民際カフェ「キッチンサイエンス」開かれる
2009年11月9日(月)、東北公益文科大学大学院セミナーハウス(山形県鶴岡)にて、同大と共催で民際(みんざい)カフェを開きました。
キッチンサイエンス NPO法人 くらしとバイオプラザ21 佐々義子
ホットケーキミックスを使ったカップケーキのタネにブルーベリー・ジャムを入れたり、レモン汁を加えたりして、黄色、灰色がかった緑、ピンクの3色のタネを作りました。これが焼きあがるまで間、ブルーベリー・ジャム、紫芋の粉から調整したサンプルに、酸性の液体(レモン汁)、アルカリ性の液体(重層)を加えて色の変化を観察しました。さらに加えた液体の性質を、リトマス紙、ユニバーサル紙を使って調べました。
大島美恵子先生の開会 | 会場のみなさん |
ケーキの材料を混ぜる | 3色のタネをカップに入れて焼く |
話し合い
- 三色のケーキを作るときに使うブルーベリージャムを買う時の注意事項は →ジャムの中のアントシアニンを定量しているわけではないことと、産地でも異なるので一言で言うのは難しい。
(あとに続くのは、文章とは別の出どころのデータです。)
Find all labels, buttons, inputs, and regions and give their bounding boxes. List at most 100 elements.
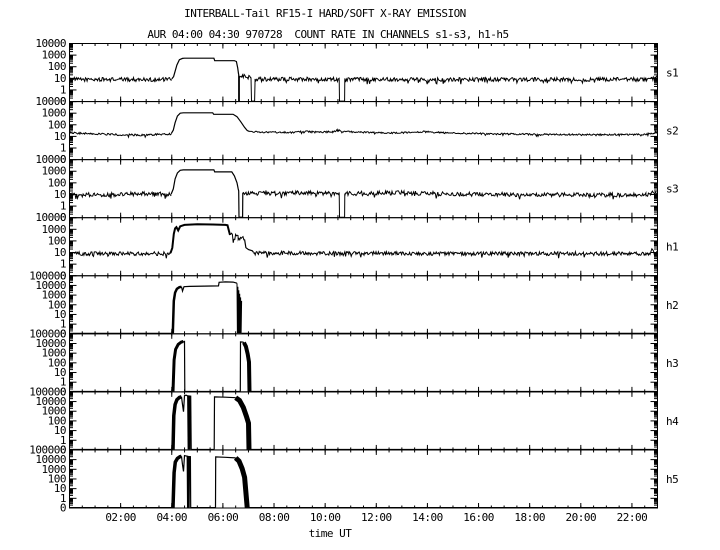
trace-s3 [69,169,658,218]
xtick-label: 18:00 [514,511,545,524]
ytick-label: 1 [60,258,66,271]
ytick-label: 100000 [29,385,66,398]
xtick-label: 06:00 [208,511,239,524]
ytick-label: 100000 [29,327,66,340]
ytick-label: 100000 [29,269,66,282]
ytick-label: 1 [60,200,66,213]
ytick-label: 10000 [35,395,66,408]
ytick-label: 100 [48,414,66,427]
xtick-label: 10:00 [310,511,341,524]
ytick-label: 1 [60,142,66,155]
xtick-label: 22:00 [617,511,648,524]
ytick-label: 100 [48,472,66,485]
ytick-label: 1 [60,492,66,505]
channel-label-s2: s2 [666,125,678,138]
ytick-label: 0 [60,502,66,515]
ytick-label: 1000 [42,289,67,302]
ytick-label: 0 [60,269,66,282]
ytick-label: 1000 [42,107,67,120]
trace-h2 [69,281,658,334]
chart-title: INTERBALL-Tail RF15-I HARD/SOFT X-RAY EM… [184,7,466,20]
xtick-label: 08:00 [259,511,290,524]
channel-label-s3: s3 [666,183,678,196]
ytick-label: 10000 [35,153,66,166]
ytick-label: 1 [60,376,66,389]
ytick-label: 0 [60,443,66,456]
xtick-label: 20:00 [565,511,596,524]
ytick-label: 100 [48,234,66,247]
ytick-label: 1000 [42,347,67,360]
ytick-label: 10000 [35,279,66,292]
ytick-label: 10 [54,130,66,143]
xtick-label: 04:00 [156,511,187,524]
ytick-label: 10 [54,308,66,321]
ytick-label: 100 [48,60,66,73]
ytick-label: 0 [60,385,66,398]
ytick-label: 100 [48,356,66,369]
trace-h1 [69,223,658,259]
ytick-label: 100 [48,176,66,189]
ytick-label: 100 [48,298,66,311]
trace-h4 [69,394,658,450]
xtick-label: 14:00 [412,511,443,524]
ytick-label: 0 [60,211,66,224]
panel-ticks-h2 [69,275,658,335]
ytick-label: 10000 [35,453,66,466]
ytick-label: 10 [54,482,66,495]
trace-h5 [69,454,658,508]
panel-ticks-h1 [69,217,658,277]
trace-s1 [69,57,658,102]
xtick-label: 16:00 [463,511,494,524]
ytick-label: 0 [60,327,66,340]
channel-label-h3: h3 [666,357,678,370]
ytick-label: 10 [54,246,66,259]
ytick-label: 1000 [42,463,67,476]
ytick-label: 1000 [42,405,67,418]
x-axis-title: time UT [309,527,353,540]
panel-ticks-h5 [69,449,658,509]
ytick-label: 100000 [29,443,66,456]
ytick-label: 10 [54,72,66,85]
ytick-label: 10 [54,424,66,437]
channel-label-h2: h2 [666,299,678,312]
ytick-label: 10000 [35,37,66,50]
ytick-label: 1000 [42,223,67,236]
panel-ticks-s1 [69,43,658,103]
time-axis-labels: 02:00 04:00 06:00 08:00 10:00 12:00 14:00 16:00… [105,511,647,540]
channel-label-h1: h1 [666,241,678,254]
ytick-label: 1000 [42,165,67,178]
ytick-label: 1000 [42,49,67,62]
ytick-label: 10 [54,188,66,201]
ytick-label: 1 [60,83,66,96]
trace-s2 [69,112,658,139]
panel-ticks-h4 [69,391,658,451]
channel-label-h5: h5 [666,473,678,486]
ytick-label: 10 [54,366,66,379]
ytick-label: 1 [60,434,66,447]
ytick-label: 10000 [35,211,66,224]
ytick-label: 10000 [35,337,66,350]
ytick-label: 1 [60,318,66,331]
ytick-label: 0 [60,153,66,166]
ytick-label: 0 [60,95,66,108]
channel-label-h4: h4 [666,415,679,428]
chart-subtitle: AUR 04:00 04:30 970728 COUNT RATE IN CHA… [147,28,509,41]
panel-ticks-h3 [69,333,658,393]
私はA社のジャムを使っている。冷凍のブルーベリーなら、ブルベリーが確かにあるとわかる。
- ナス、ブドウ、ホウレンソウの色は →ナスの色はタンニンで鉄があるとタンニン酸第二鉄となり真青の色となる。ブドウの色はポリフェノール。ホウレンソウの色は、カロテン、キサントフィル、クロロフィルなど、植物にはいろいろな種類の色素が含まれている。
- ジャムを作って冷存しておいたものも使えますか →アントシアニンは熱に弱いものもあるが、熱には強い色素もあるので、ジャムを煮て使うのはよい。冷凍した生のブルーベリーでも酸アルカリの実験をしたことがある。
- ムラサキイモはどうですか →ベーキングパウダーと一緒に使うと緑色になってしまいます。ムラサキイモの色のみを出すときは、スポンジケーキに使うとよい。
- 焼きそばでムラサキキャベツを使う場合、注意することがありますか →食品添加物である灌水(主成分は炭酸ナトリウム)が入っていない焼きそばでは色の変化は見られない。食品添加物を嫌がる人たちがいて、使われていない麺も多い。
- 流しやガスレンジなどの汚れを落とす時、重曹や酢を使った後、温かい湯を使うと汚れが落ちるのはなぜか →重曹でアルカリ性にし、酢で酸性にして、酸性の汚れもアルカリ性の汚れも溶かしやすくしている。例えば風呂場の石鹸汚れはアルカリ性だからお酢を使うと落ちやすくなる。リビングサイエンスラボのサイトを見るとお得な情報として掲載されている。
- 食べ物と関連付けて説明されると分かりやすいと思った。
- 実験を通して学生さんを教えてきたが、例外なく、実験の上手な人はお料理が上手であることを実感している。全体を見通せて、準備、流れがのみこめているからだと思う。
- つくばの遺伝子実験施設ではGFP遺伝子を大腸菌に導入する実験があるが、家庭科の先生はとても上手にたくさんのコロニーを出した。大島先生のお話の通りです。
- 佐々先生がキッチンサイエンスをするのはなぜですか。今後やりたいメニューは? →実験は楽しい、ケーキ作りは美味しい。楽しくて美味しいものを作り、食べ、科学を学べることってすごくいいと思っているから。今後、取り組みたいものは、温度をテーマにしたもの、例えば、チョコレートや寒天を使うもの、他には、電気釜でケーキを作ること(電気釜はどこにもあるが、オーブンは持ち込まなければいけない)
最後に民際カフェ主宰者の東北公益文科大学教授 宮本忠先生から、「サイエンスカフェをしたかったが、今日、実際できて良かった。身近なことから学べることの意義は大きい」という励ましの言葉をいただきました。